Esler’s point is that the cracks are showing, and more people are poking their fingers through the holes to make them bigger. The Queen’s proroguing of Parliament in 2019 at the request of Boris Johnson was ruled unlawful by the Supreme Court, showing the system can rectify issues, but it also demonstrated the risk of future, unscrupulous leaders exploiting those cracks. Benjamin Netanyahu’s attempted curtailing of judicial power in favour of executive authority has set a model which others may follow. Esler’s case for a written constitution and also for electoral reform to introduce fairer systems of proportional representation are not panaceas and he while he recognises this, he prefers them.   

As a journalist he is on assured ground in the assessment of what the Rand Corporation has termed truth decay: the growing ascendency of the lie in public debate. Telling fibs in politics is as old as politics, but he and others identify newly organised patterns of lying; untruths being told as a deliberate strategy. This is murky territory for the democratic world. Across global, digital media, we disagree more about facts, blur fact and opinion, prefer personal experience to facts and trust historic sources of information less. Esler’s wants to see media literacy taught more effectively, as Nordic countries do.
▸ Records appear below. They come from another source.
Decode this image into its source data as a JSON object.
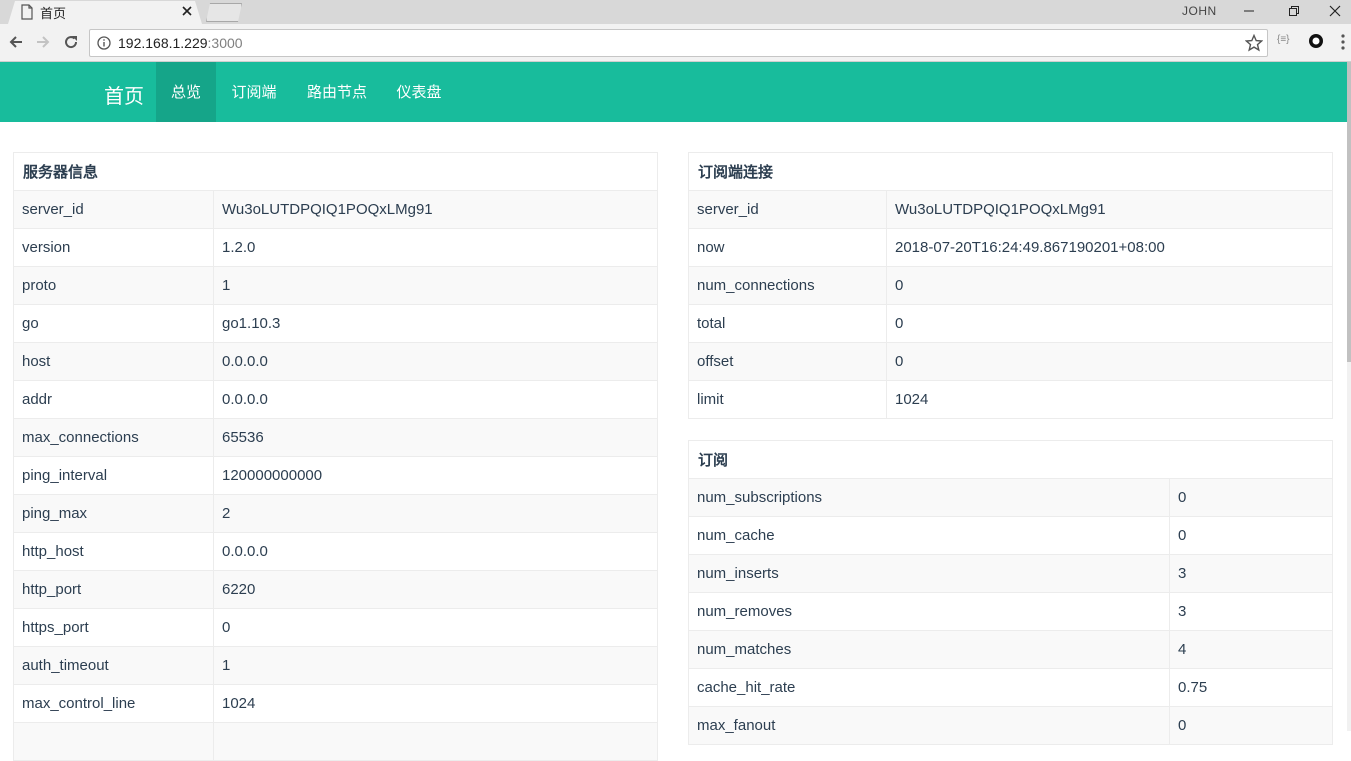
{
  "browser": {
    "tab_title": "首页",
    "profile_name": "JOHN",
    "url_host": "192.168.1.229",
    "url_port": ":3000"
  },
  "navbar": {
    "brand": "首页",
    "items": [
      {
        "label": "总览",
        "active": true
      },
      {
        "label": "订阅端",
        "active": false
      },
      {
        "label": "路由节点",
        "active": false
      },
      {
        "label": "仪表盘",
        "active": false
      }
    ],
    "color": "#18bc9c"
  },
  "server_info": {
    "title": "服务器信息",
    "rows": [
      {
        "key": "server_id",
        "value": "Wu3oLUTDPQIQ1POQxLMg91"
      },
      {
        "key": "version",
        "value": "1.2.0"
      },
      {
        "key": "proto",
        "value": "1"
      },
      {
        "key": "go",
        "value": "go1.10.3"
      },
      {
        "key": "host",
        "value": "0.0.0.0"
      },
      {
        "key": "addr",
        "value": "0.0.0.0"
      },
      {
        "key": "max_connections",
        "value": "65536"
      },
      {
        "key": "ping_interval",
        "value": "120000000000"
      },
      {
        "key": "ping_max",
        "value": "2"
      },
      {
        "key": "http_host",
        "value": "0.0.0.0"
      },
      {
        "key": "http_port",
        "value": "6220"
      },
      {
        "key": "https_port",
        "value": "0"
      },
      {
        "key": "auth_timeout",
        "value": "1"
      },
      {
        "key": "max_control_line",
        "value": "1024"
      },
      {
        "key": "",
        "value": ""
      }
    ]
  },
  "connections": {
    "title": "订阅端连接",
    "rows": [
      {
        "key": "server_id",
        "value": "Wu3oLUTDPQIQ1POQxLMg91"
      },
      {
        "key": "now",
        "value": "2018-07-20T16:24:49.867190201+08:00"
      },
      {
        "key": "num_connections",
        "value": "0"
      },
      {
        "key": "total",
        "value": "0"
      },
      {
        "key": "offset",
        "value": "0"
      },
      {
        "key": "limit",
        "value": "1024"
      }
    ]
  },
  "subscriptions": {
    "title": "订阅",
    "rows": [
      {
        "key": "num_subscriptions",
        "value": "0"
      },
      {
        "key": "num_cache",
        "value": "0"
      },
      {
        "key": "num_inserts",
        "value": "3"
      },
      {
        "key": "num_removes",
        "value": "3"
      },
      {
        "key": "num_matches",
        "value": "4"
      },
      {
        "key": "cache_hit_rate",
        "value": "0.75"
      },
      {
        "key": "max_fanout",
        "value": "0"
      }
    ]
  }
}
Deep fake technology is only going to make judgments harder.  Courses and syllabuses with a ‘media’ prefix are still considered unserious in some circles, but without this kind of literacy, Britons may become prey for some ugly predators. 

We have an uneasy, open marriage with the truth in public and in private (where research shows we all lie far more than we realise). 

In 2020, the Edelman Trust Barometer put the UK in twenty-seventh place out of twenty-eight OECD nations for trust in democratic institutions; only Russia lay below. Britain’s mythical capacity for ‘muddling through’ is based in part on our ability to ignore bad news until we can do so no longer; kicking the can down the road may be a truer expression. Gavin Esler has done us all a favour by showing what is at stake. The book’s opening question: Why are things so ***t?, however, only takes us so far.  By the end we may know why. What we are able to do about it is the defining question. 

In 1998, Jonathan Freedland’s book Bring Home The Revolution struck a nerve. The UK was transitioning from a tired government to a younger, more energetic one; the tech revolution was taking off, millennial optimism was off the leash. Freedland believed the time was right for the UK to become a republic with a written constitution like the USA. A lot has happened since then, and where Freedland’s book captured the hopefulness of the time, Esler’s feels more like a lament; a cry for a better world in the face of the facts. 

His implicit call for us to live in truth (as the late Czech president Vaclav Havel would put it) carries most conviction. We have an uneasy, open marriage with the truth in public and in private (where research shows we all lie far more than we realise). The traction of ‘my truth’ rather than, more accurately, ‘my story’ may show how close we have come to a precipice.  My truth does not set me free. If we believe the truth sets us free, we also get what David Foster Wallace meant when he observed: 'the truth will set you free, but not until it has finished with you'. Words Christ perhaps left unsaid. Big ideological changes are not afoot in Britain today, but culture is formed of a million daily interactions, where the glue of trust sticks and the power of imitation prevails. Telling porkies when others don’t becomes a tougher gig.